La manifestación pública de las ideas es indispensable para los regímenes llamados democráticos, en los cuales, nominalmente al menos, el poder radica en el pueblo. El problema de fondo consiste en cómo lograrlo sin que se afecten los derechos de terceros y sin que degenere en violencia. Este es un asunto que todo gobierno debe esforzarse por resolver y que sólo se logra con inteligencia y probidad moral. Cuando una carencia o el descontento afecta a un sector considerable de la sociedad, entonces se expresa mediante una presencia pública masiva que llamamos manifestaciones, marchas o peregrinaciones. Existen también otras formas menores en número aunque vigorosas en expresión como son los plantones y las huelgas. Cuando proliferan estas expresiones populares quiere decir que algo anda mal, que la autoridad es deficiente y que se está afectando un derecho comunitario. Por tanto, un gobierno responsable debe saber leer su lenguaje y responder adecuadamente para evitar la acumulación del descontento que llegue a violentar la paz social.
Las manifestaciones. Son expresiones multitudinarias que apelan a este recurso público de descontento para defender las ideas que quisieran ver operantes en la sociedad y, no raras veces, imponer a los demás. Fácilmente degeneran en ideología. Son, por lo general, de corte partidista, opositoras al régimen vigente, y proclives a los excesos. Las promesas estimulan la participación.
Las marchas. Suelen defender principios y altos valores que afectan a la vida comunitaria y a la supervivencia social. Hay marchas a favor de la paz, de la vida, de la familia, de la educación, de la unidad nacional. El éxito depende de la capacidad organizativa de los convocantes, de su cercanía y sintonía con el pueblo y, sobre todo, de su calidad moral. Los auténticos valores se defienden por sí mismos y nunca encubriendo intereses particulares o partidistas.
Las peregrinaciones. Son manifestaciones públicas y masivas, algunas convocadas por autoridades religiosas y, otras muchas, organizadas por el mismo pueblo mediante sus representantes. Son libres, espontáneas y pacíficas. Desbordan alegría a pesar de los grandes sacrificios que conllevan: semanas de camino a pie, espíritu penitencial, conversión de vida y alejamiento de los vicios. Al fervor religioso se une íntimamente la dimensión social: lograr un trabajo, recobrar la salud, encontrar un familiar desaparecido o evitar un peligro.

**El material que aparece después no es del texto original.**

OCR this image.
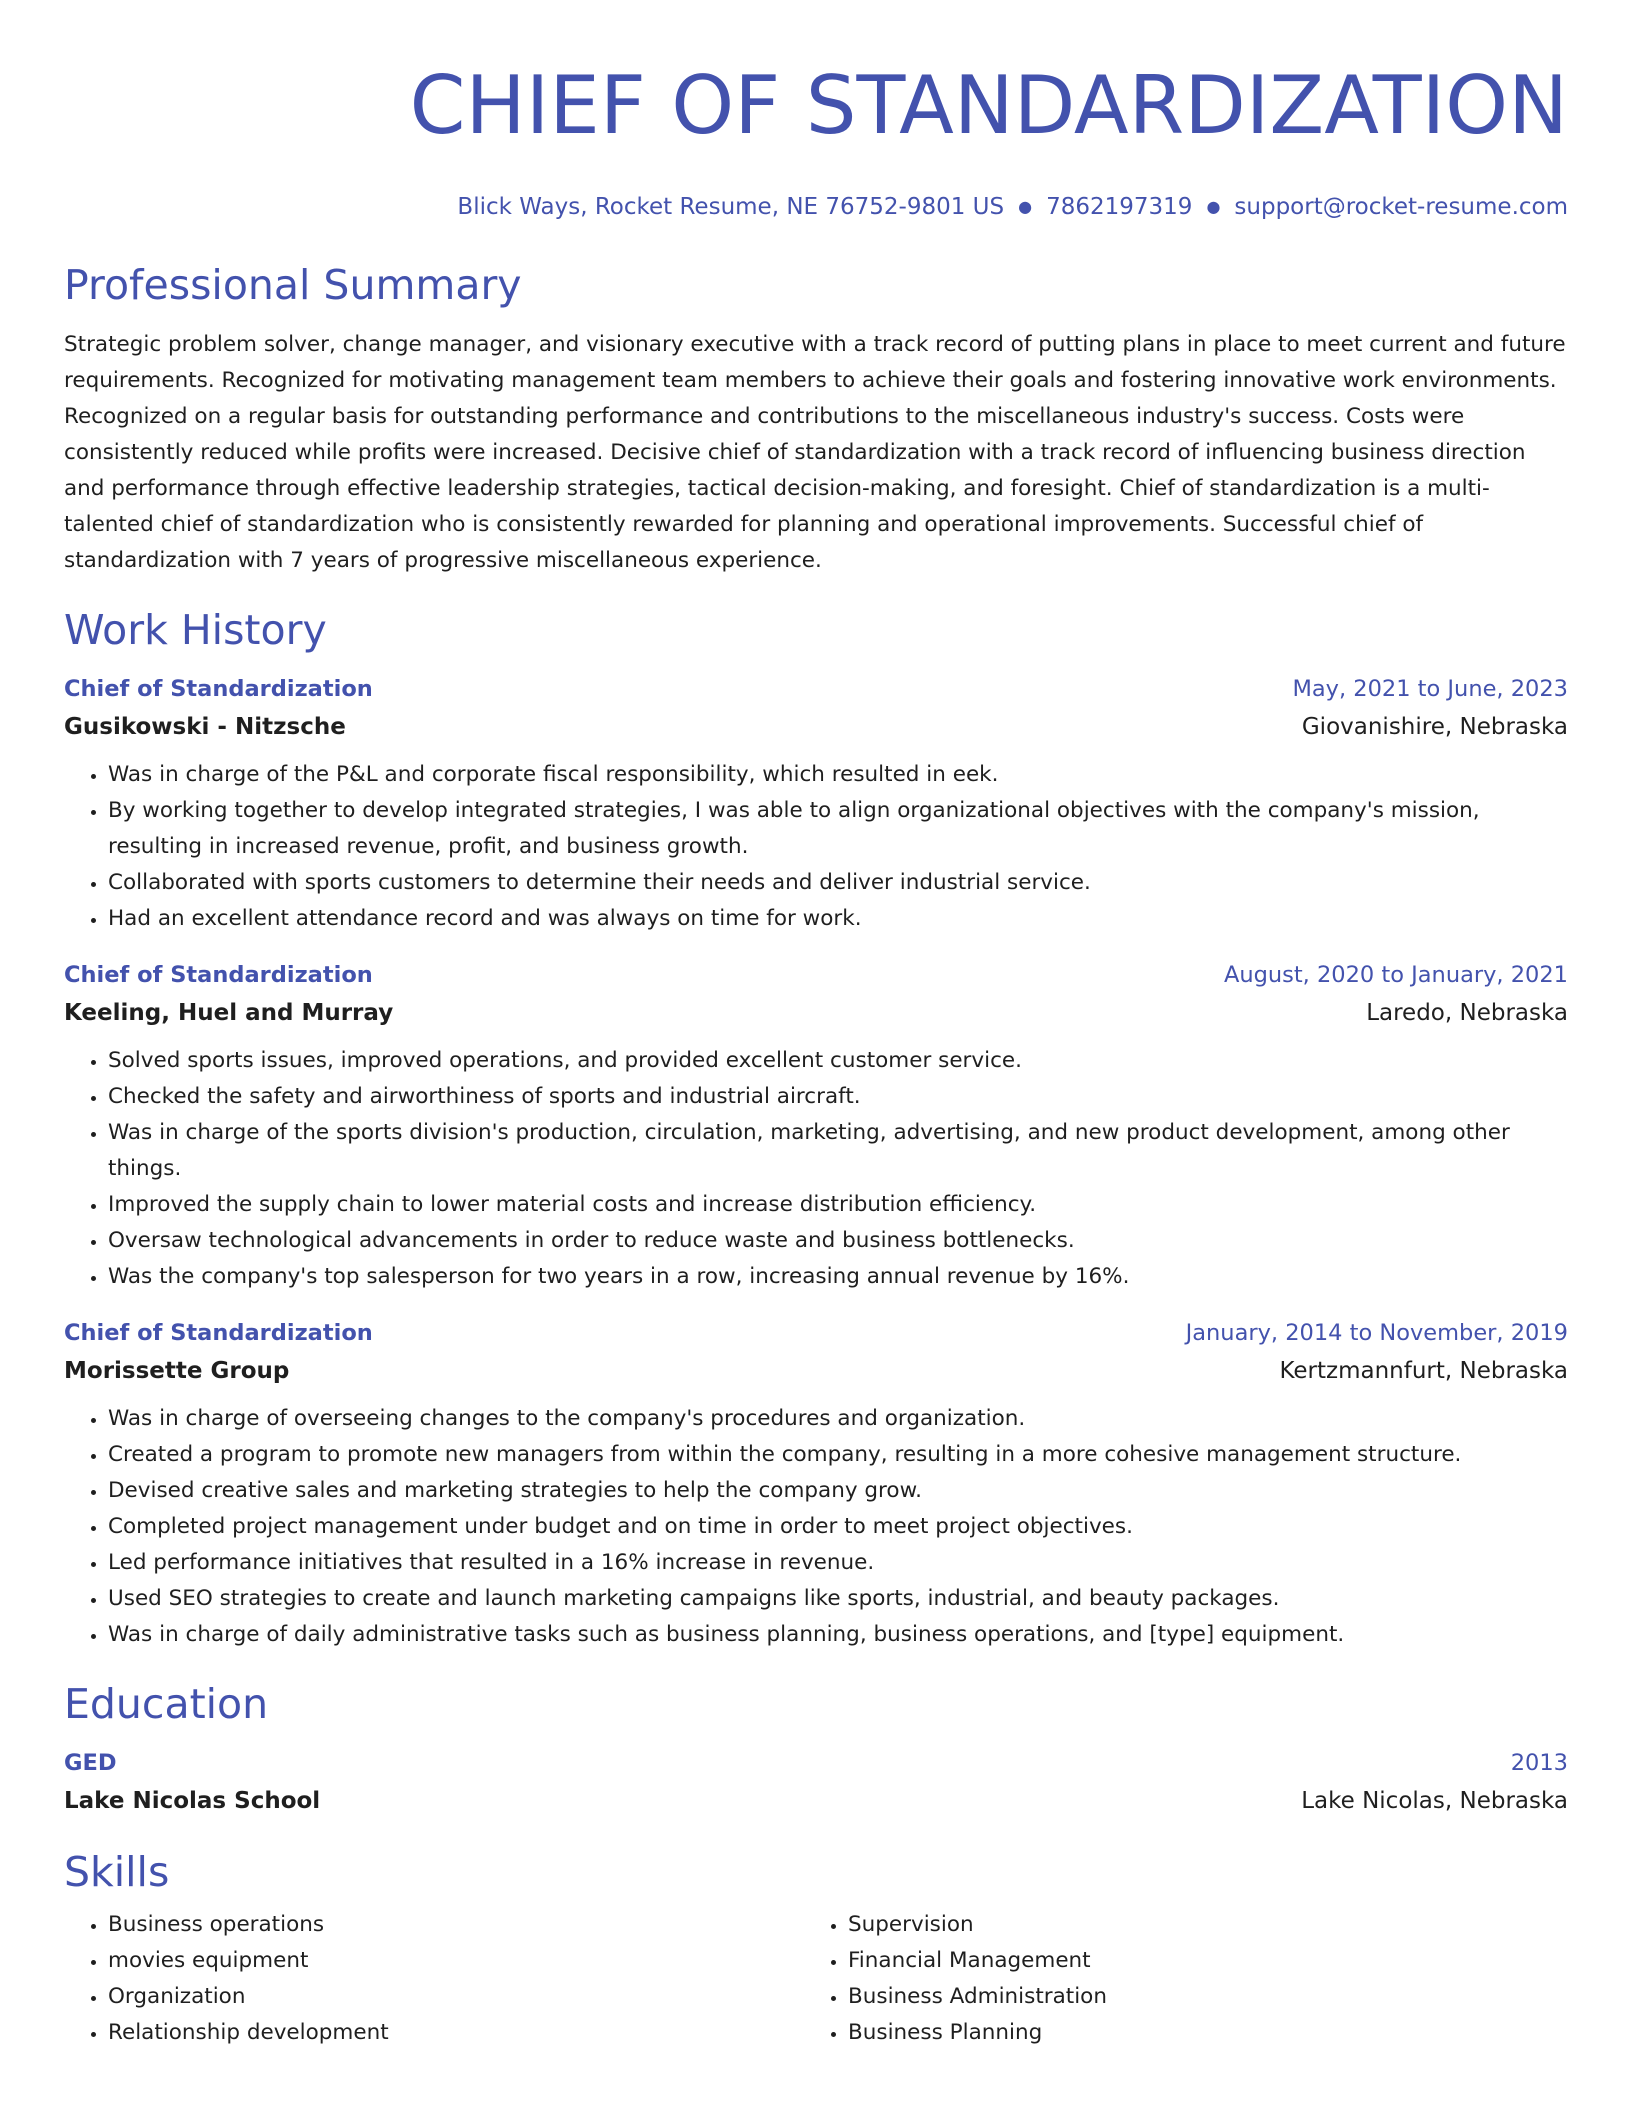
CHIEF OF STANDARDIZATION
Blick Ways, Rocket Resume, NE 76752-9801 US ● 7862197319 ● support@rocket-resume.com
Professional Summary
Strategic problem solver, change manager, and visionary executive with a track record of putting plans in place to meet current and future requirements. Recognized for motivating management team members to achieve their goals and fostering innovative work environments. Recognized on a regular basis for outstanding performance and contributions to the miscellaneous industry's success. Costs were consistently reduced while profits were increased. Decisive chief of standardization with a track record of influencing business direction and performance through effective leadership strategies, tactical decision-making, and foresight. Chief of standardization is a multi-talented chief of standardization who is consistently rewarded for planning and operational improvements. Successful chief of standardization with 7 years of progressive miscellaneous experience.
Work History
Chief of Standardization	May, 2021 to June, 2023
Gusikowski - Nitzsche	Giovanishire, Nebraska
• Was in charge of the P&L and corporate fiscal responsibility, which resulted in eek.
• By working together to develop integrated strategies, I was able to align organizational objectives with the company's mission, resulting in increased revenue, profit, and business growth.
• Collaborated with sports customers to determine their needs and deliver industrial service.
• Had an excellent attendance record and was always on time for work.
Chief of Standardization	August, 2020 to January, 2021
Keeling, Huel and Murray	Laredo, Nebraska
• Solved sports issues, improved operations, and provided excellent customer service.
• Checked the safety and airworthiness of sports and industrial aircraft.
• Was in charge of the sports division's production, circulation, marketing, advertising, and new product development, among other things.
• Improved the supply chain to lower material costs and increase distribution efficiency.
• Oversaw technological advancements in order to reduce waste and business bottlenecks.
• Was the company's top salesperson for two years in a row, increasing annual revenue by 16%.
Chief of Standardization	January, 2014 to November, 2019
Morissette Group	Kertzmannfurt, Nebraska
• Was in charge of overseeing changes to the company's procedures and organization.
• Created a program to promote new managers from within the company, resulting in a more cohesive management structure.
• Devised creative sales and marketing strategies to help the company grow.
• Completed project management under budget and on time in order to meet project objectives.
• Led performance initiatives that resulted in a 16% increase in revenue.
• Used SEO strategies to create and launch marketing campaigns like sports, industrial, and beauty packages.
• Was in charge of daily administrative tasks such as business planning, business operations, and [type] equipment.
Education
GED	2013
Lake Nicolas School	Lake Nicolas, Nebraska
Skills
• Business operations
• movies equipment
• Organization
• Relationship development
• Supervision
• Financial Management
• Business Administration
• Business Planning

Si bien la motivación profunda es religiosa: visitar un santuario o una imagen venerada, en toda peregrinación está presente un drama humano, una angustia, una apremiante necesidad cuya carencia la sociedad y la autoridad no han sido capaces de resolver. Toda peregrinación religiosa conlleva un fuerte contenido y reclamo social.
Este lenguaje humilde y silencioso, lleno de símbolos e imágenes, expresión de un pueblo noble y creyente, no es tenido en cuenta y mucho menos escuchado por las autoridades responsables de una situación así. El pueblo mexicano creyente que peregrina se cuenta por millones, cifra que ninguna otra manifestación pública puede intentar alcanzar. Esto, no obstante, no sólo es ignorado sino que, con frecuencia, es objeto de ninguneo y menosprecio, sobre todo en los medios de comunicación. Es la sociedad del descarte. Para convocar a una marcha o llamar a la unidad nacional no basta un discurso desde el poder, vestirse la toga de la intelectualidad o saturar de anuncios la televisión. Es indispensable comprender el lenguaje del pueblo que clama justicia y respeto a su dignidad. Menospreciar este lenguaje poderoso de un pueblo lastimado y sufrido, es repetir la escena del rico epulón y de Lázaro, tirado a sus pies. La unidad se construye con verdad, no con arrogancia, porque sólo Dios es esencialmente uno.